Grief over her son’s death eight years ago has been hitting her in fresh waves since the war began, but she prefers to focus on her most cherished memories of him. There is one that she is particularly keen on sharing. In 2006, when the family’s finances were tight and she had to be careful about how she spent their money, her husband had given her 100 hryvnias (about $20) to buy gifts to put under their three children’s pillows, as was the tradition for Saint Nicholas Day. For context, she adds, eight hryvnias ($1.50) was the price of a can of deodorant at the time.

“I was walking around feeling sad because I knew I wouldn’t be able to buy anything nice that my children would like,” she recalls. She ended up purchasing some small presents for her children, including a bottle of hair gel for Vlad. It was not a special gift by any means, and not something that she thought would be treasured. On the way home, she ran into Vlad and her daughter Regina, who was 16 at the time. “I’ll always remember how they looked, Vlad was wearing a white coat with no hat, and he had gel in his hair. Regina was wearing a red coat. As soon as he saw me, he intuited that something was wrong,” she says, explaining that she must have looked despondent.

“’Let’s go home,’ he said to me, and was very reassuring about it,” she remembers. The next morning, when he found a bottle of hair gel under his pillow, he made a show of telling her that it had been exactly what he needed. “That’s when I understood that no matter what I bought, it wouldn’t have mattered to him,” she reflects. “I knew I had raised a good son.”

‘My biggest pain and my biggest pride’

Maryna sees her personal experiences of hardship – and joy – as having given her the strength to keep supporting other people who need psychological aid. “My colleagues are also surprised [by my resilience], that I am able to do this,” she smiles.

But recently, Maryna has been distressed by a new development in her personal life. Her 24-year-old foster son, Revan, whom she began caring for when he was nine, is insisting on joining the army since the invasion started. She scrolls through her Facebook account on her phone to try and show Al Jazeera a photo of him, but the screen freezes repeatedly because of the poor WiFi connection in her office. “We both cry a lot [whenever we discuss this]. I can’t go through this again. I tell him, I just want him to stay alive, but at the end of the day I need to respect his choice,” she says, her eyes misting over.

The therapy she has had for years, even before Vlad died, to cope with her work helps her press on whenever she thinks about the possibility of Revan entering combat.

Talking about Revan also makes Maryna smile. He starred in the 2017 edition of a Ukrainian reality TV series called Top Model po-ukrainsky (Supermodel Ukrainian-style), and she describes him as “looking brutal, but an absolute sweetheart”. She says she has watched every episode bar one, where he spoke about the violent household he was born into and being beaten so hard as a child that the “walls were covered in blood”. “I couldn’t bear to hear about it,” she says.

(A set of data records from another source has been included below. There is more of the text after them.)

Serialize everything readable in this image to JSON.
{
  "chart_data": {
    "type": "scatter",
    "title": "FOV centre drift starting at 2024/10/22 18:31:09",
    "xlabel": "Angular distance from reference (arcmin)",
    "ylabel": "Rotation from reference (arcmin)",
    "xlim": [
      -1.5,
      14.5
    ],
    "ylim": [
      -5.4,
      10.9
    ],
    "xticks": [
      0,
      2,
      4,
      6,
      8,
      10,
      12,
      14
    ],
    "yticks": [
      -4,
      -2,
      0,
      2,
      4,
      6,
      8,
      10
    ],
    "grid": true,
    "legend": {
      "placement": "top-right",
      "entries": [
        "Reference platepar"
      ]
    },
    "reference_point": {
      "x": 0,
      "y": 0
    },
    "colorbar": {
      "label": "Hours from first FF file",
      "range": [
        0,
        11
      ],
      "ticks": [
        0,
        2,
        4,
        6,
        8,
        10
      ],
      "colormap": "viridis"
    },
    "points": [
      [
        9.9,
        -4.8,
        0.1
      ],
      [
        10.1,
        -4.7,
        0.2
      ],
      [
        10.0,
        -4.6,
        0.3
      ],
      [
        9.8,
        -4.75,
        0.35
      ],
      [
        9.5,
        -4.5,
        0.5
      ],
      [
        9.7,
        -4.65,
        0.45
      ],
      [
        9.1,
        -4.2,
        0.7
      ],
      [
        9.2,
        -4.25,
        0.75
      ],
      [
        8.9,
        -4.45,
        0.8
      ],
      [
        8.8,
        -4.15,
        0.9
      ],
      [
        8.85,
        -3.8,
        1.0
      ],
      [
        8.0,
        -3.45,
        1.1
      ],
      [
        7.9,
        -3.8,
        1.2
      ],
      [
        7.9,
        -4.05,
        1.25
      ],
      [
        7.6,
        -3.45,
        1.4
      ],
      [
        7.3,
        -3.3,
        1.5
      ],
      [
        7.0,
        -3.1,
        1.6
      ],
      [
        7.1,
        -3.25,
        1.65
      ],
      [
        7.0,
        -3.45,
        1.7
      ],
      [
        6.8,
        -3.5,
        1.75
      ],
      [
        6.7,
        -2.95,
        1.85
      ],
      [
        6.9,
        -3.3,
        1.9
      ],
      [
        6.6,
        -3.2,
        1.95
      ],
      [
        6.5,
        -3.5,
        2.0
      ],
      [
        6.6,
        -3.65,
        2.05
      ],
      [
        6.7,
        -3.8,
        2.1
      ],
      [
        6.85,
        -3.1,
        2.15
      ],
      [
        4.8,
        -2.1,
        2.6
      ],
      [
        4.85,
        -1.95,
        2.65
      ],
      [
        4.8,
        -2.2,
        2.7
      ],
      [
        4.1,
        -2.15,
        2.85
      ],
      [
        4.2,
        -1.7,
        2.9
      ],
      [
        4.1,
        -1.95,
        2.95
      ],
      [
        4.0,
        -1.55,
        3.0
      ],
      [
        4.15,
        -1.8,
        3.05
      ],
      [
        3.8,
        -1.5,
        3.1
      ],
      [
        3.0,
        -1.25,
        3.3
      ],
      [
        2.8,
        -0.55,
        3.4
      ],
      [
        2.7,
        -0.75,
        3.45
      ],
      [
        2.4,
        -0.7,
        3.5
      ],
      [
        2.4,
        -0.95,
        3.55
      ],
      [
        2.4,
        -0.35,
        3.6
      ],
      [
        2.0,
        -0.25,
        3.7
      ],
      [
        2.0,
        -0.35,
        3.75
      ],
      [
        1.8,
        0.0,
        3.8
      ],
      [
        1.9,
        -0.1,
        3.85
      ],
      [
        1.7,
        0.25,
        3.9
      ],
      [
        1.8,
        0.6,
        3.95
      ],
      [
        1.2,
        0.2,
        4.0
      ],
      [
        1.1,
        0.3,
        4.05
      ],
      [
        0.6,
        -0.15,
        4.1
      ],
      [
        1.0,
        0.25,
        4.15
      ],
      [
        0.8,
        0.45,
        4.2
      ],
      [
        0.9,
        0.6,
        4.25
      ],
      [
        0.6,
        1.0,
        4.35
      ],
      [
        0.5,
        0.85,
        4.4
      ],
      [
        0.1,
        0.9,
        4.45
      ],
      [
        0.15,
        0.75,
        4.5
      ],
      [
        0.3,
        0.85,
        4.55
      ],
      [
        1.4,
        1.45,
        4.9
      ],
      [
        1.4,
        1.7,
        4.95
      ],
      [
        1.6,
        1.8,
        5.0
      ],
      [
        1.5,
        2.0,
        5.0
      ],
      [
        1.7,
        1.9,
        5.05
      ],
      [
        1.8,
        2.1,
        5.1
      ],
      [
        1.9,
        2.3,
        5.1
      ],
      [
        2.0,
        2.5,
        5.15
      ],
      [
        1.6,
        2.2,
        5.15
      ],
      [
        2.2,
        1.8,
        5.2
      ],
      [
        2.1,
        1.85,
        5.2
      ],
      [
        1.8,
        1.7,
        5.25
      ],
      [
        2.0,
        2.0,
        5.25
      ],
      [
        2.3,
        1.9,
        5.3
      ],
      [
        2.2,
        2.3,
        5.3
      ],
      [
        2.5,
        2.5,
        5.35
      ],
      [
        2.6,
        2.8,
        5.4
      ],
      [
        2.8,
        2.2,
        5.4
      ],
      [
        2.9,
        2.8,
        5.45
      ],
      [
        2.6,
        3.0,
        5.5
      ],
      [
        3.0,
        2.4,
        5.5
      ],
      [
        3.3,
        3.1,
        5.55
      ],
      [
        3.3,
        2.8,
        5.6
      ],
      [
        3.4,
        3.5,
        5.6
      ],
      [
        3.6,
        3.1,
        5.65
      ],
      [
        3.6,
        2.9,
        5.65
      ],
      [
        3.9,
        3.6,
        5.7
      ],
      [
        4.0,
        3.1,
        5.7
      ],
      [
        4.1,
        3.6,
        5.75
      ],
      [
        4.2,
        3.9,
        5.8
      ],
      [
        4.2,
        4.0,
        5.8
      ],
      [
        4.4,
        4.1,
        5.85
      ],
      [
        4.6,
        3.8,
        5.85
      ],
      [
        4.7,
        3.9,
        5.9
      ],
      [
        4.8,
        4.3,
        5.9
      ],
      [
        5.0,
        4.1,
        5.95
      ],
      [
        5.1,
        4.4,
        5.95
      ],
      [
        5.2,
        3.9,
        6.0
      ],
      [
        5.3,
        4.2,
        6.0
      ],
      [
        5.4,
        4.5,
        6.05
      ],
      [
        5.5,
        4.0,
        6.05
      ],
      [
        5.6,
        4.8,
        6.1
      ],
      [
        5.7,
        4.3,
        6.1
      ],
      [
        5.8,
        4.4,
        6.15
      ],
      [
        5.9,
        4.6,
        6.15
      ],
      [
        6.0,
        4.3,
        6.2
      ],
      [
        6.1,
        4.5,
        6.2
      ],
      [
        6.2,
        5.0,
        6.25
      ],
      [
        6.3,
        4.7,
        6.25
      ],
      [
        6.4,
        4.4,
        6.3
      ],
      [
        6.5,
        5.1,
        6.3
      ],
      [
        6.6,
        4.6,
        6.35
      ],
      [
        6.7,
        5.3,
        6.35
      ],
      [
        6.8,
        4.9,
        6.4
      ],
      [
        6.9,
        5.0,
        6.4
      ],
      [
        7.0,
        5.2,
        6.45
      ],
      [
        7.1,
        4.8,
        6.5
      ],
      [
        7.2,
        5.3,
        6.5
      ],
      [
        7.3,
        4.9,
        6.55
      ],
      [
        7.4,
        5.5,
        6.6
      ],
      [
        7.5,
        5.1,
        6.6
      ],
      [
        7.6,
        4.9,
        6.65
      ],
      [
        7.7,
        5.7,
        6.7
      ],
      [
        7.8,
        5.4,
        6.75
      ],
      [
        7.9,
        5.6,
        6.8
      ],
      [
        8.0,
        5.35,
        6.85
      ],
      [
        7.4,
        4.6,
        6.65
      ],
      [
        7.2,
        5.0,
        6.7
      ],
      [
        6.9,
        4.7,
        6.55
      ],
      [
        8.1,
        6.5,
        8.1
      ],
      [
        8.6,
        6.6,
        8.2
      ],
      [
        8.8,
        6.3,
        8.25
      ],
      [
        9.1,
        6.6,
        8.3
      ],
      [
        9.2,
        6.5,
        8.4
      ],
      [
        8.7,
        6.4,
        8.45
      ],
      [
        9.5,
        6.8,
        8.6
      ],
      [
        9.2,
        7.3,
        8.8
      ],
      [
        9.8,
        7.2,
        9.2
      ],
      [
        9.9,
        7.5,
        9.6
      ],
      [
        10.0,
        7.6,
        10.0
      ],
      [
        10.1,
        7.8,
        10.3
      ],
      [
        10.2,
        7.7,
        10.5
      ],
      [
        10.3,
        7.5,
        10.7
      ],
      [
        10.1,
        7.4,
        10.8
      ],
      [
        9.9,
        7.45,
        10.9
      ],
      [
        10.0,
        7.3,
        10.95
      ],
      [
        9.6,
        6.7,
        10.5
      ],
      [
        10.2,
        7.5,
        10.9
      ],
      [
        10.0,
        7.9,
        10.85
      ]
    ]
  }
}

Born to an Azerbaijani father and Ukrainian mother, Revan was at first very angry and acted out regularly by screaming and shouting when he left his abusive home and came to live with her. But with great patience and tenderness, Maryna managed to help him adjust to his new life. Today, the two of them are extremely close. “I don’t know how a boy who grew up in a Russian-speaking environment ended up being so pro-Ukrainian. He is my biggest pain and my biggest pride,” she says.

Maryna has an appointment with a new patient, but before she goes she shares one last observation about the evolving nature of her work. “I don’t know what awaits me [in this job], but I know that as compared to 2014, soldiers feel less conflicted about what they do,” she says. “In the past, they were less sure of what they were doing, because it didn’t feel as much like the whole country was under attack. But now they’re all clear that they’re fighting for the freedom of their motherland.”

This article is part of a series telling the stories of women in the Russia-Ukraine war.